Where did you go shooting in L.A. that had targets 100 yards out?


----------



## Baldy (Jun 21, 2006)

Very good shooting and with your Dad makes it special. Good luck.


----------



## PanaDP (Jul 20, 2007)

Baldy: It is great to live somewhere I can see my Dad fairly often. I wish I could say the same for my Mom. She's about 3000 miles away.

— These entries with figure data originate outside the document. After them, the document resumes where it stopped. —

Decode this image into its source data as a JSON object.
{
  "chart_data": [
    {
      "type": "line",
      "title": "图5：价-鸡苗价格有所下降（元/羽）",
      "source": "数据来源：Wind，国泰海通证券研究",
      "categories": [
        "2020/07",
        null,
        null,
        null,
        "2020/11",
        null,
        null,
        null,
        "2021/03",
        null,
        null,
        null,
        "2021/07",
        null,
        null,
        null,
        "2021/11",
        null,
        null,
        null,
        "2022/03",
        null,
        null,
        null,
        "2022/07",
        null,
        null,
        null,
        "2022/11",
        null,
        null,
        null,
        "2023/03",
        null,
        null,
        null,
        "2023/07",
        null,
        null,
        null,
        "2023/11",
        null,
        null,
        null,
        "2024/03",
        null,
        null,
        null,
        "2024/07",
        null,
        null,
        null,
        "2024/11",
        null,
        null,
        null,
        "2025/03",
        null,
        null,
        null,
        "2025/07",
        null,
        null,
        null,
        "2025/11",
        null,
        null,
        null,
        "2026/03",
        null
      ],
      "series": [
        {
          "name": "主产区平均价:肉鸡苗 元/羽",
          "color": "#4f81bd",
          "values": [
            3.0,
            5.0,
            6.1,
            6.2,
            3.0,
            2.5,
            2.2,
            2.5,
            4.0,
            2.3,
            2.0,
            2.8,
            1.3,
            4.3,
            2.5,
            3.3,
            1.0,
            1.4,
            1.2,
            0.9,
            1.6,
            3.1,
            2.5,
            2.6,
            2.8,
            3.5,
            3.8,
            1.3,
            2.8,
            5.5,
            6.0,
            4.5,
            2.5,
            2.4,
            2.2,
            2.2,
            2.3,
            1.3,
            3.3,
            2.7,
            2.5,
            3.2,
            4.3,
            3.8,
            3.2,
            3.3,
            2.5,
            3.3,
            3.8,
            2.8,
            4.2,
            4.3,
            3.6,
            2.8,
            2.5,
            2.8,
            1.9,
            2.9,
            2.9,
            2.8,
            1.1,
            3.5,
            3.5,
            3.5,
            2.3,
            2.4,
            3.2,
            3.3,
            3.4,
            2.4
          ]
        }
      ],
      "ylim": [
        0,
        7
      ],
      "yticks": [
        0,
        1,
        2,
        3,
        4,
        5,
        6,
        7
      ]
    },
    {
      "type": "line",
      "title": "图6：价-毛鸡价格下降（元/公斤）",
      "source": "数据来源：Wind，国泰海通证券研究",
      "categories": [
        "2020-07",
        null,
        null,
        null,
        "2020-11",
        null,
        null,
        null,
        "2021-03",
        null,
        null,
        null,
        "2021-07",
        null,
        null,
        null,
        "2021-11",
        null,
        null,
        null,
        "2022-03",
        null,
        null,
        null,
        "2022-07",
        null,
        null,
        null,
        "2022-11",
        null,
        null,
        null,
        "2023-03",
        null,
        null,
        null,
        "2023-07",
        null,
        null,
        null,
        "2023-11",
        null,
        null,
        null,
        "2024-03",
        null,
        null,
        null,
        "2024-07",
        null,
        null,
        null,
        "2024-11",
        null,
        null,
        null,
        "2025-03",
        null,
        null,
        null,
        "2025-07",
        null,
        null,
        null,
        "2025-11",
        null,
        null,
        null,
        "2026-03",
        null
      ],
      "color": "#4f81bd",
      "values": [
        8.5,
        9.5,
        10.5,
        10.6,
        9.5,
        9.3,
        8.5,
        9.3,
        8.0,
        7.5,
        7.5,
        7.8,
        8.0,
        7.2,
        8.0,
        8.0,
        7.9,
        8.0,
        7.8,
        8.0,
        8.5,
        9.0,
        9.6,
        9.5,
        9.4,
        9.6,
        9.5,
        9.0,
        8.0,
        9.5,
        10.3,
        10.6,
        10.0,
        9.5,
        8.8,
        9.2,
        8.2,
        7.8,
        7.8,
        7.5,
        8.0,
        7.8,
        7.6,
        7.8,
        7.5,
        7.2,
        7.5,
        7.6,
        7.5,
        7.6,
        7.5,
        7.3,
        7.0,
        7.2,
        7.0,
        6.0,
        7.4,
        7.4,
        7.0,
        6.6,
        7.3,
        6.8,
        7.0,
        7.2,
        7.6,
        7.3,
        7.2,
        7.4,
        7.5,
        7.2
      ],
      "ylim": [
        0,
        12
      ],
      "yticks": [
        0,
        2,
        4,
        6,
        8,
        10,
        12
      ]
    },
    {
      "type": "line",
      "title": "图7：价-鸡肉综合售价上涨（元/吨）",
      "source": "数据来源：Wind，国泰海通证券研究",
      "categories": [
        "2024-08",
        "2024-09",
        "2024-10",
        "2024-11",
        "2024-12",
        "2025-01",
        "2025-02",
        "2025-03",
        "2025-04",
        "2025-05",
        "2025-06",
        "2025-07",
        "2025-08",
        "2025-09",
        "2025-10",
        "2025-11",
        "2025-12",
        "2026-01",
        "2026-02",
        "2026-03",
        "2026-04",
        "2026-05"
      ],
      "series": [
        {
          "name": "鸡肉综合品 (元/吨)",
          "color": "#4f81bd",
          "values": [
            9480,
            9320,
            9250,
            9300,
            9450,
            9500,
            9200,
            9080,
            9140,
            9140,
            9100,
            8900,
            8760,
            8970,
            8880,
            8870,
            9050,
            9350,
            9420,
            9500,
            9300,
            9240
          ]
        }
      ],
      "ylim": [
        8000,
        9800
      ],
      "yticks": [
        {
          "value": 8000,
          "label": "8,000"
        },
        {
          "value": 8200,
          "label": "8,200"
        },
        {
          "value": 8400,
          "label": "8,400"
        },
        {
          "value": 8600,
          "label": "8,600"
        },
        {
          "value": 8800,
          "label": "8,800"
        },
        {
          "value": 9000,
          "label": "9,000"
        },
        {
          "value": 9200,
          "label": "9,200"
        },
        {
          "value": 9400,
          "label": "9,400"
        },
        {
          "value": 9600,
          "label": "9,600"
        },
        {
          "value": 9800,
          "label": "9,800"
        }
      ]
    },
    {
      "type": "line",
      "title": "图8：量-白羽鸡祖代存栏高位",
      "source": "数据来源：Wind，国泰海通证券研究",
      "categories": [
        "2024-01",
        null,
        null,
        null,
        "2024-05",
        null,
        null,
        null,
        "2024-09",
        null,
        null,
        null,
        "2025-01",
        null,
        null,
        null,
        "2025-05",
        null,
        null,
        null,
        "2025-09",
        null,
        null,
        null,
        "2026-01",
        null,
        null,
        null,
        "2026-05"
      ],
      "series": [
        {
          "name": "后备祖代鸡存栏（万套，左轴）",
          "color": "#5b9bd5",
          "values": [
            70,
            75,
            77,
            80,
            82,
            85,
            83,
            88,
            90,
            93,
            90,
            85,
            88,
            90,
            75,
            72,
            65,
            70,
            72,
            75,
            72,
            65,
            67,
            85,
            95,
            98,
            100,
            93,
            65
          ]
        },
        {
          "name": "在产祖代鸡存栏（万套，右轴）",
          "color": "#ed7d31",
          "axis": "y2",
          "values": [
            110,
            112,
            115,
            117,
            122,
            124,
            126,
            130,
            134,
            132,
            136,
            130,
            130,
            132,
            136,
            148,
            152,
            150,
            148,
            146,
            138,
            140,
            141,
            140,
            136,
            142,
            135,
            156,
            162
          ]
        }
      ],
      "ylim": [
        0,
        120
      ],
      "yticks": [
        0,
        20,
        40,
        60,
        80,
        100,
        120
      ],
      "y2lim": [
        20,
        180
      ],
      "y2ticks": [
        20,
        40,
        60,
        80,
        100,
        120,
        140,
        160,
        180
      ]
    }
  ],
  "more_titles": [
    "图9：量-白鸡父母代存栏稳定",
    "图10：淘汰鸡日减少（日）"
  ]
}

Wyatt: We went to Angeles Shooting Range, a great outdoor range a bit north of Burbank. 100 yards is only the pistol range, too. They have steel targets for rifle out to 600 yards! It was tons of fun shooting longer range steel with an oldschool wheelgun.


----------



## Wyatt (Jan 29, 2008)

Thanks, man. that's very cool to know, and thanks for the link as well. I've got a shooting buddy who lives in Burbank. In fact I was just up there over the weekend and we went to the Firing Line range there. Great to know about this one though. We will have to check it out on my next excursion up there.


----------



## PanaDP (Jul 20, 2007)

Wyatt said:


> Thanks, man. that's very cool to know, and thanks for the link as well. I've got a shooting buddy who lives in Burbank. In fact I was just up there over the weekend and we went to the Firing Line range there. Great to know about this one though. We will have to check it out on my next excursion up there.


It's well worth it. Very nice people and it wasn't that busy even on Sunday morning. If you reload, there's a reloading store there, as well. They have most things you could ever want for reloading at about 10%-25% off of midway prices.


----------